By Holly Spanlger, Editor, Prairie Farmer and 2019 AAEA First Place Editorial Opinion Winner
*Editor’s Note: This article is part of the “Story Behind the Story” series featuring first place 2019 AAEA Communication award winners.
Click here to read Holly’s award-winning article, Beware the rural outrage cycle
Sometimes, award winning editorial opinions are written following weeks – months! – of information-gathering, with nuggets collected via in-depth interviews with well-versed sources, all carefully edited by treasured colleagues.
Other times, we get mad and pound something out with a deadline breathing down our necks.
You may have guessed, this is the latter.
This column was born on a deadline when a friend shared with me how her husband wound up on the local news as a school board member. I watched the news clip and knew in an instant that I’d seen this all before. And it was as wrong as it had ever been.
I suppose while I didn’t sit down and interview a half dozen sources and collect anecdotes right then, I’d been collecting those stories and anecdotes for the past 20 years – simply by virtue of living in a rural community. The anecdotes I shared were all things that had actually happened, most of them in my small town. Of course, I had to leave out some details so they wouldn’t be too conspicuous in our town (“some names changed to protect the guilty”). But they certainly and unfortunately still happened.
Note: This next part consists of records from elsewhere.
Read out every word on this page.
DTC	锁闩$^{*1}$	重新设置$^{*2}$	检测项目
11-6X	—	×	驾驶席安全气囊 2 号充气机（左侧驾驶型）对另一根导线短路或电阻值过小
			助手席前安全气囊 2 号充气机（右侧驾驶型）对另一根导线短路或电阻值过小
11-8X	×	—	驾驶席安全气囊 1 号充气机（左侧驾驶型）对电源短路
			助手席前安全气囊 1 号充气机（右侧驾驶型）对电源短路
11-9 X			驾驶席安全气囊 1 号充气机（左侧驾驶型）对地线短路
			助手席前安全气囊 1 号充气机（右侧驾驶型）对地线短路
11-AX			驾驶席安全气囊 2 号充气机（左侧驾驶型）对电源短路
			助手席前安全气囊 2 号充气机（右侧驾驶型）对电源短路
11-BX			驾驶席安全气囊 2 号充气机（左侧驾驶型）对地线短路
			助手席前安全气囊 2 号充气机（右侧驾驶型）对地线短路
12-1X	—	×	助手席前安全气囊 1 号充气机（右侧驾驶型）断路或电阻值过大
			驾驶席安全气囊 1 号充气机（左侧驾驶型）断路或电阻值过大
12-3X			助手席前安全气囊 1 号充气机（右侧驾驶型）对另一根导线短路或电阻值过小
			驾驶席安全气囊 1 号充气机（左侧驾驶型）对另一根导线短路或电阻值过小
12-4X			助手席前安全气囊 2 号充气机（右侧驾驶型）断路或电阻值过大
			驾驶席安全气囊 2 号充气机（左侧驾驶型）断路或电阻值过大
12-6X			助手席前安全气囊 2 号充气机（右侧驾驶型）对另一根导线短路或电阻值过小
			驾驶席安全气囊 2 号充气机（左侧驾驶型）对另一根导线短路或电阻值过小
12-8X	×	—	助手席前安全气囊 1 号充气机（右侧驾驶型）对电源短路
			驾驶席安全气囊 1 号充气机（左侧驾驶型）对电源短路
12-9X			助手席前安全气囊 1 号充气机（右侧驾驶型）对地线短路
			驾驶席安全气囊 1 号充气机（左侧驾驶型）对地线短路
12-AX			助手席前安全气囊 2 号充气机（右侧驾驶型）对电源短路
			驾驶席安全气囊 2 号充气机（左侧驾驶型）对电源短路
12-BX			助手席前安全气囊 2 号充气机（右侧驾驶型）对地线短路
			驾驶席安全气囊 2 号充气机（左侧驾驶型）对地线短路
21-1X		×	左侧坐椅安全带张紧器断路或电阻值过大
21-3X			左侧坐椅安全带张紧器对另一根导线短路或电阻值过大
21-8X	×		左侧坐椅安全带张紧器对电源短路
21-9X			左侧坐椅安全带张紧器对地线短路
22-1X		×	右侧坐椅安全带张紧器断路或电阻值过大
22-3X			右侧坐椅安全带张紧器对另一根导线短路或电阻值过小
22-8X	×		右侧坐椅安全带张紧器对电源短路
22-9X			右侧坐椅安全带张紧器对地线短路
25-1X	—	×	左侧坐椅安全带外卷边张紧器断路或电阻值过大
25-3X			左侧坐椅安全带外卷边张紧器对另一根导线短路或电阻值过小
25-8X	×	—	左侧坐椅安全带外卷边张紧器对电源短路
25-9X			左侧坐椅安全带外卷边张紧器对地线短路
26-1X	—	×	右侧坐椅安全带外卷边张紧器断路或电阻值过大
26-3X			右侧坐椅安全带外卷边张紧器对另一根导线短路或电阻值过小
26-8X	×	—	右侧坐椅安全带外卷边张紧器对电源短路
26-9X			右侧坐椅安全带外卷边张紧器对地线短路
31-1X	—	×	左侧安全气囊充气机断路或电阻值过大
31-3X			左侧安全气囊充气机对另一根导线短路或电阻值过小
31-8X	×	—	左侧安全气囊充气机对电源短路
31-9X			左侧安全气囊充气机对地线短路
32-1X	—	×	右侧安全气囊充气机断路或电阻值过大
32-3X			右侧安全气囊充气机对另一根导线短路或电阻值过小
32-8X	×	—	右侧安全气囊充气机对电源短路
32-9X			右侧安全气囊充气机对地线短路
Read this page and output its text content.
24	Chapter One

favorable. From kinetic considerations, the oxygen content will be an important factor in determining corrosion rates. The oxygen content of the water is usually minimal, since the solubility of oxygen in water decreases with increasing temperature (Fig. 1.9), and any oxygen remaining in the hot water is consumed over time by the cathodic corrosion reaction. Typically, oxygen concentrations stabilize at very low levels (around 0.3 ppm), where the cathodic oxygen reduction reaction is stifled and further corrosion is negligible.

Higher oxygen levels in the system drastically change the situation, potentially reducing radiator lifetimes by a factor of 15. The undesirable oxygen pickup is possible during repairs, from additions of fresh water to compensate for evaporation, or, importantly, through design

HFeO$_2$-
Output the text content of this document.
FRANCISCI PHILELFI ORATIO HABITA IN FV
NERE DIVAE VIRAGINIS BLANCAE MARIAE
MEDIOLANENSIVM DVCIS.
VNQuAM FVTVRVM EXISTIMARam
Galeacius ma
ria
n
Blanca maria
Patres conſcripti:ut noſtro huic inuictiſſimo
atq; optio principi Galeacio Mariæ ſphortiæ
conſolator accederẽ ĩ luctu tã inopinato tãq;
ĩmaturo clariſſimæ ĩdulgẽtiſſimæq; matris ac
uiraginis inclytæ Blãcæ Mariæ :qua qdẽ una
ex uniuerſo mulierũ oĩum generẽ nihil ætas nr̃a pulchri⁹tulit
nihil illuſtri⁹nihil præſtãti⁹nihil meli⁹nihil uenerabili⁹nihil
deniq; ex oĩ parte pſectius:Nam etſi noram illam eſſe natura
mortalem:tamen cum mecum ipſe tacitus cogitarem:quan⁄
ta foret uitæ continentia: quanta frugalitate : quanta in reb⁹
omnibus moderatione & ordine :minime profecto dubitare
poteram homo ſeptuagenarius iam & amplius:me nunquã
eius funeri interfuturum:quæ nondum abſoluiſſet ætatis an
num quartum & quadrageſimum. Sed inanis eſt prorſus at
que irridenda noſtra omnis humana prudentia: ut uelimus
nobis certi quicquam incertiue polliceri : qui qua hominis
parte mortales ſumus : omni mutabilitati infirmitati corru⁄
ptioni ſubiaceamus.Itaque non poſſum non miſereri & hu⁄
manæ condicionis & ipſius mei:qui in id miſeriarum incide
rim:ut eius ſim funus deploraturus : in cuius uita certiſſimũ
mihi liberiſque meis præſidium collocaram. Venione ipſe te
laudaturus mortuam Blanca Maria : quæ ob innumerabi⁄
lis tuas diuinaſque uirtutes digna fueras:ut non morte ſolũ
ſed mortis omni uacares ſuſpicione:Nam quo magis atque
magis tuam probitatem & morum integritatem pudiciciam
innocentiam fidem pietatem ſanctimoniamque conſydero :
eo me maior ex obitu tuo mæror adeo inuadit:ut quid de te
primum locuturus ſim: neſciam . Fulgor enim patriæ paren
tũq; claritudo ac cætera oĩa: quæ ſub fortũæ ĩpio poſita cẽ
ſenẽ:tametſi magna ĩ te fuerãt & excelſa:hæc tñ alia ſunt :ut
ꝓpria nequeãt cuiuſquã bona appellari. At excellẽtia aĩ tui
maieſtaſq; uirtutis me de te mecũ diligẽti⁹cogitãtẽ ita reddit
I pounded out the story, tied it in with our Master Farmers because this column was to appear in our March Master Farmer issue, and sent it to my friend to make sure she and her husband were ok with it. They were. I read it out loud more than once to make sure it flowed well.
I also followed advice gleaned in an earlier AAEA entry: a good editorial opinion is more than a rant; it includes a call for action. Don’t complain without offering a solution. So I tied it up with just that, and reminded our rural readers what we’re already seeing happen among our friends in education.
I hit publish and share with no small amount of fear and trepidation, and left for the Illinois Beef Expo. Cows are good for nerves.
In the next days, the story went live and I’m not sure I’ve had anything wrack up so many shares and comments so quickly. Over the next few days and weeks as it got shared and re-shared, I heard via Facebook, Twitter and email from rural community members who said they thought I might have been living in their town and telling their story. Farmers shared stories that would make your hair stand on end, of social media shaming they’d received and that their children had to see. Our Letters to the Editor page was filled for months with letters like these. Of all those responses, I only received two that disagreed.
A Master Farmer once told me, in telling about his own run-in as a county board member when the sheriff had to be called, “If you can’t make the tough decisions, you’ll always be average.” I’ve never forgotten that. Good leaders aren’t always popular leaders, but the best stand up for what they believe in.
When I started this column 20 years ago, I told Mike Wilson that I didn’t think I had enough opinions to write about. Turns out, I was wrong about that. I’ve found editorial opinion writing to be immensely fulfilling. Sometimes in agriculture and rural America, the loudest voices aren’t always the right voices. And it’s a gift to have a platform where you can quietly and effectively make your point.